Galileo’s trial and the anthropocentrism of scientific discovery
The BBC reports that the pope’s butler has been sentenced to 18 months house arrest for stealing confidential document. To which the obvious rejoinder,
Fortunately for him, the Vatican is softer on theft than it is on heliocentrism.
(My Facebook status. Facebook is great for one-liners.)
This was the joke that had to be made, but in fact the controversy between the Roman Catholic Church and Galileo is something of a soapbox of mine, so I feel obligated here to set the facts straight.

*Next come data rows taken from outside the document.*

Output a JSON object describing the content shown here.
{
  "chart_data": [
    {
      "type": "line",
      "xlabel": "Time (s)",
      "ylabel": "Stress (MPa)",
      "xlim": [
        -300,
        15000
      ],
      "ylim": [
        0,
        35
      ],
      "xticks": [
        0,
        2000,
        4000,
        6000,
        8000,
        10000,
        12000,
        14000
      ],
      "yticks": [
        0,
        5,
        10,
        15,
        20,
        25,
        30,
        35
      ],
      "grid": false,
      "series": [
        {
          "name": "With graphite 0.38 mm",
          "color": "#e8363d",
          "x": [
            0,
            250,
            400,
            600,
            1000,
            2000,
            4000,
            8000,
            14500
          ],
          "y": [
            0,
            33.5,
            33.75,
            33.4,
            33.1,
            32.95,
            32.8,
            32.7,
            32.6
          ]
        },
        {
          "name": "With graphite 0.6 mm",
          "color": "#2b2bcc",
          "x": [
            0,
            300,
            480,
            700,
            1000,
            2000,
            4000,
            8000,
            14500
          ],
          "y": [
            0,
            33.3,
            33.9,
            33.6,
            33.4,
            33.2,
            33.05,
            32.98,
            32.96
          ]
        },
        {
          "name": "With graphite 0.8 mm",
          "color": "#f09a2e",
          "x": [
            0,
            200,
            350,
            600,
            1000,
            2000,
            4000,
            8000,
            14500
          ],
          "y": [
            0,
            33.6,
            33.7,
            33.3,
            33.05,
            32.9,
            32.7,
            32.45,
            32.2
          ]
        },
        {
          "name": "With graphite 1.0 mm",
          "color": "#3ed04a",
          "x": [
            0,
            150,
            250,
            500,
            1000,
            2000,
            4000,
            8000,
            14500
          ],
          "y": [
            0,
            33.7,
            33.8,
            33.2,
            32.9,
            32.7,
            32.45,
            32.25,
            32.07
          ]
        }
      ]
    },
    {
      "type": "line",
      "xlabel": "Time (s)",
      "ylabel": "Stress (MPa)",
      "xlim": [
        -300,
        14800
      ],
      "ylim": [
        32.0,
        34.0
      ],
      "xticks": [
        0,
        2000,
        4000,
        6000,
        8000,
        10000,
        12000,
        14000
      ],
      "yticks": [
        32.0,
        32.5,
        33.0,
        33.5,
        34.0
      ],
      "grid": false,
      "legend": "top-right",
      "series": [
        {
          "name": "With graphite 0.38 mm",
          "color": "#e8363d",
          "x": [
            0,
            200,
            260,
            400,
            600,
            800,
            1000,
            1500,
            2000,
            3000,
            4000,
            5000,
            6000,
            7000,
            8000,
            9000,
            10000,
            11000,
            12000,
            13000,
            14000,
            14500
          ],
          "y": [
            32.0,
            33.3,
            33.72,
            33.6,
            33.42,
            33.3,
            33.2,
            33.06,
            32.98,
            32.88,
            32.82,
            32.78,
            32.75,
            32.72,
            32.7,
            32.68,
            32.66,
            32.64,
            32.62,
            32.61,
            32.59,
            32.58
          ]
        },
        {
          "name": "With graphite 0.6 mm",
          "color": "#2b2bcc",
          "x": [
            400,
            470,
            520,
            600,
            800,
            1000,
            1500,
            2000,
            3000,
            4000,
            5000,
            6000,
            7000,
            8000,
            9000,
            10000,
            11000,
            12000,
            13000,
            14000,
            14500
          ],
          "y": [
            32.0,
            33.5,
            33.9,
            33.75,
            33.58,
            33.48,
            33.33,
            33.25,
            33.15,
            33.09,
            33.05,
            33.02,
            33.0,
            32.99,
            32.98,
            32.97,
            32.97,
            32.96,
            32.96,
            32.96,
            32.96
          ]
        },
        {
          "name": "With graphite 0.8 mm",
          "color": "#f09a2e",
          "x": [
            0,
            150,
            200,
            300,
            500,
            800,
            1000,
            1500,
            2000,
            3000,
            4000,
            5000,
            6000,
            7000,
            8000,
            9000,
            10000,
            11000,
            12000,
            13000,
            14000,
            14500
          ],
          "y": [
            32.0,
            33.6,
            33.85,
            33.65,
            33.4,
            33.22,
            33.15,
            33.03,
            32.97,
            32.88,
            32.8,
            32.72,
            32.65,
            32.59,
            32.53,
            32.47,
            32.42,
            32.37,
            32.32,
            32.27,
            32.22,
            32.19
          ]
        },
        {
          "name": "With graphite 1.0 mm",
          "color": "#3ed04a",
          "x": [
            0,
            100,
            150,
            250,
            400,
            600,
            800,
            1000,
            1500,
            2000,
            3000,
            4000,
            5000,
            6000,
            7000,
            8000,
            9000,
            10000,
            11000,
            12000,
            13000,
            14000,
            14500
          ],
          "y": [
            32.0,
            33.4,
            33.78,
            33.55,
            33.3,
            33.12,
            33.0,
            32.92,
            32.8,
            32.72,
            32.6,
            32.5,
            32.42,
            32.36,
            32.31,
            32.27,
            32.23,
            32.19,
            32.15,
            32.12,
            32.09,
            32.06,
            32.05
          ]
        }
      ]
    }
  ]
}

The fact is that the geocentric model of the universe fit the empirical data better than the heliocentric model, until Kepler discovered his laws of planetary motion. There was a gap of sixty to eighty years between the death of Copernicus and Kepler’s discoveries. The heliocentrists were taking it more or less on faith. Or, as Michael Polanyi writes in Personal Knowledge,
What is the true lesson of the Copernican revolution? Why did Copernicus exchange his actual terrestrial station for an imaginary solar standpoint? The only justification for this lay in the greater intellectual satisfaction he derived from the celestial panorama as seen from the sun instead of the earth. Copernicus gave preference to man’s delight in abstract theory, at the price of rejecting the evidence of our senses, which present us with the irresistible fact of the sun, the moon, and the stars rising daily in the east to travel across the sky towards their setting in the west. In a literal sense, therefore, the new Copernican system was as anthropocentric as the Ptolemaic view, the difference being merely that it preferred to satisfy a different human affection. (pg. 3)
Polanyi observes accurately that scientists routinely subordinate the “facts” to their intellectual passions. Copernicus and Galileo both did this; Kepler validated that subordination. This raises the question, of course, of how we should ever expect the product of scientific reasoning to correspond to reality, and of how and in what sense scientists act responsibly. That is the subject of the rest of Personal Knowledge.
So I certainly don’t advocate thumb-screws and house arrest as a way to resolve scientific disputes, but I am overly weary of the popular usage of Galileo of a hero of fact over traditionalism.